改訂新版 世界大百科事典 「ブラティスラバ」の意味・わかりやすい解説
ブラティスラバ
Bratislava
スロバキア共和国の首都。人口42万5293(2005)。ドイツ語でプレスブルクPressburg,ハンガリー語でポジョニュPozsony。スロバキア・ドナウ低地の北西部,小カルパチ山脈(カルパチ山脈の北西部)の南麓にあり,ドナウ川に臨む。ウィーンまで約55km,ハンガリー国境まで約20kmの所に位置し,中欧,東欧の東西・南北の鉄道交通,河川交通の中心として,歴史的にはスラブ人,ドイツ人,ハンガリー人が混在した国際都市として発達してきた。
ここにはスロバキアの約14%,西スロバキア地方の約30%の工業が集中している。主要部門は,化学・機械・食品・皮革・ガラス・製紙・木材・服飾・製陶工業で,なかでも化学工業が盛んで,スロブナフト石油コンビナートはスロバキアで最も大きな規模を誇っている。農業では広大な後背地で栽培されるブドウ,野菜がその代表である。ブラティスラバはまたスロバキアの科学・芸術・教育の中枢でもある。1919年創立のコメニウス大学をはじめとする高等教育機関,スロバキア科学アカデミー,スロバキア・フィルハーモニー,国立劇場,植物園,動物園,博物館,放送局,スポーツ・センターなどがある。歴史的建築物としては,18世紀にはマリア・テレジアのハンガリーにおける居城でもあった城が核となり(1953再建),城の下方に密集する14世紀の市庁舎のある旧市街,1563-1830年の間にハンガリー国王の戴冠式を行った聖マルティン教会,数多くのバロック,ロココ式の教会,邸宅,宮殿がある。
ここはすでにローマ時代,ローマ軍の駐屯地であった。5世紀にはスラブ人が居住しており,907年にハンガリー人の国境守備の城砦として初めて文献に現れた。11世紀末から城の下方にあったスラブ人の市場集落がボヘミア王国との商業関係を保ち,オーストリアとハンガリーの商業を中継する役割を担った。都市としての骨格をもったのは13世紀で,ドイツ人の入植が盛んに行われた時代であった。中世,ことにハンガリー王マーチャーシュ1世(在位1458-90)の時代にはハンガリーの経済・文化の最も重要な中心地として栄え,1467年にはここに大学(コメニウス大学の前身)が建てられた。1541年オスマン・トルコによってブダペストが奪取され,ブラティスラバは1784年まで2世紀以上にわたってハンガリー王国の首都となった。1830年までハンガリー王はここで戴冠し,48年までハンガリー議会が置かれた。
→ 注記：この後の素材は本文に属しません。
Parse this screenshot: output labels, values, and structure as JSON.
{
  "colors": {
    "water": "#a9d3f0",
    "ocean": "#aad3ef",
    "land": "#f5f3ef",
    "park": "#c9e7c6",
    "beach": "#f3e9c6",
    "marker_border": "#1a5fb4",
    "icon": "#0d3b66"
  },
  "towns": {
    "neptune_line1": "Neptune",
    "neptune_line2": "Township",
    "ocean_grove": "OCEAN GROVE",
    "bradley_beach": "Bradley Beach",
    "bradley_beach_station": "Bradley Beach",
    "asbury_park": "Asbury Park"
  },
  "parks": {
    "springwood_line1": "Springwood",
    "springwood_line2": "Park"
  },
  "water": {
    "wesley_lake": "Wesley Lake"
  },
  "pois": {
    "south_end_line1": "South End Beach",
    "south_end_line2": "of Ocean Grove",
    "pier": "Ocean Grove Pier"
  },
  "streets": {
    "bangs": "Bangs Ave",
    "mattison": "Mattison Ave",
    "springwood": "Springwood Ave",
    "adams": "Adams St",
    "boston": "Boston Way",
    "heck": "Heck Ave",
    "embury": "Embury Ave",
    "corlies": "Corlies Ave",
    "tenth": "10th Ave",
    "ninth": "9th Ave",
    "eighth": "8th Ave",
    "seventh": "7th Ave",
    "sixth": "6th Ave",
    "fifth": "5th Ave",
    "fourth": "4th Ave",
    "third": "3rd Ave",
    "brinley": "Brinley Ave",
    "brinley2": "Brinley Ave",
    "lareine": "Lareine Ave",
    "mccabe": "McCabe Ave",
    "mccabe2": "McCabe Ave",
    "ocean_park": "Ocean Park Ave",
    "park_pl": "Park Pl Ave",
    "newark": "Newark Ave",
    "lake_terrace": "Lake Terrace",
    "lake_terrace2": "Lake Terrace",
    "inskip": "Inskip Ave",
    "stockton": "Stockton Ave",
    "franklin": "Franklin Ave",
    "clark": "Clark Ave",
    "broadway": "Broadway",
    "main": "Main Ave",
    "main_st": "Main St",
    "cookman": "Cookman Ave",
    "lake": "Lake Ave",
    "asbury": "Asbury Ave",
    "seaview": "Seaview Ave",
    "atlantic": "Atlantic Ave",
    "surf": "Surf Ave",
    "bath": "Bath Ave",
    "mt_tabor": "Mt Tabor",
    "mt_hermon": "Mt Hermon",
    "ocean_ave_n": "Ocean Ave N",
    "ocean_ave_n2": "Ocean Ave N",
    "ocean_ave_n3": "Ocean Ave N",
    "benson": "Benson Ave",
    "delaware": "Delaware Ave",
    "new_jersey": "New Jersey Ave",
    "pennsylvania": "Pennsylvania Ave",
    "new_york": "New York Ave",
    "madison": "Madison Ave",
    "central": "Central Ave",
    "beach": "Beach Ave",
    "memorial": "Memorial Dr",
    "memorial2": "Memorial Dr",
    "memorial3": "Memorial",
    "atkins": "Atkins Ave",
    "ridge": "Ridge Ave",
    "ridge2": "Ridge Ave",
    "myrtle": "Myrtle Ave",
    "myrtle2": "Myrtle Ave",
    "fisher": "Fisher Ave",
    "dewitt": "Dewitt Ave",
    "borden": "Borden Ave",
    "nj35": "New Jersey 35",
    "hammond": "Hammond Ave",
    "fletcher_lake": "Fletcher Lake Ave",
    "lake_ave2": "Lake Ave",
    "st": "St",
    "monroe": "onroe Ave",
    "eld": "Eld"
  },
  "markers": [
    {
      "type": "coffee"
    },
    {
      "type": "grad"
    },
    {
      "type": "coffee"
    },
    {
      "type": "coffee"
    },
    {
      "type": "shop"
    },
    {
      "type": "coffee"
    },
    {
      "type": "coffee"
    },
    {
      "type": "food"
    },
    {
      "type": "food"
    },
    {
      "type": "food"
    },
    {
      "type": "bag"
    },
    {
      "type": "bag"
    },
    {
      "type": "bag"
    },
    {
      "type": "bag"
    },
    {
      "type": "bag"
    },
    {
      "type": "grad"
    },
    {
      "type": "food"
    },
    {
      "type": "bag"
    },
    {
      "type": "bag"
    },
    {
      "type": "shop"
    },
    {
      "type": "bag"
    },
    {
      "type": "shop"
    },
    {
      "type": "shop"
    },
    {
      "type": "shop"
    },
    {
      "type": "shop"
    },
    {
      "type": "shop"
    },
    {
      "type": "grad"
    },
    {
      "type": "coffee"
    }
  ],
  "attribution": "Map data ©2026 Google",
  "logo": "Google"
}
19世紀に入ると,スロバキア人の文化的中心地として発展し,1803年には福音書学校でスラブ語と文学の講座が開かれ,28年には,のちにシュトゥールの働きでスロバキア民族運動の指導的機関となるスロバキア学生協会が発足し,スロバキア人の民族的覚醒に影響を与えた。1918年12月,チェコスロバキア共和国に編入されたが,38年チェコと分離・独立したスロバキアの首都となった(1945年まで)。93年1月,スロバキアがチェコスロバキアから分離・独立し,ブラティスラバは再びその首都となった。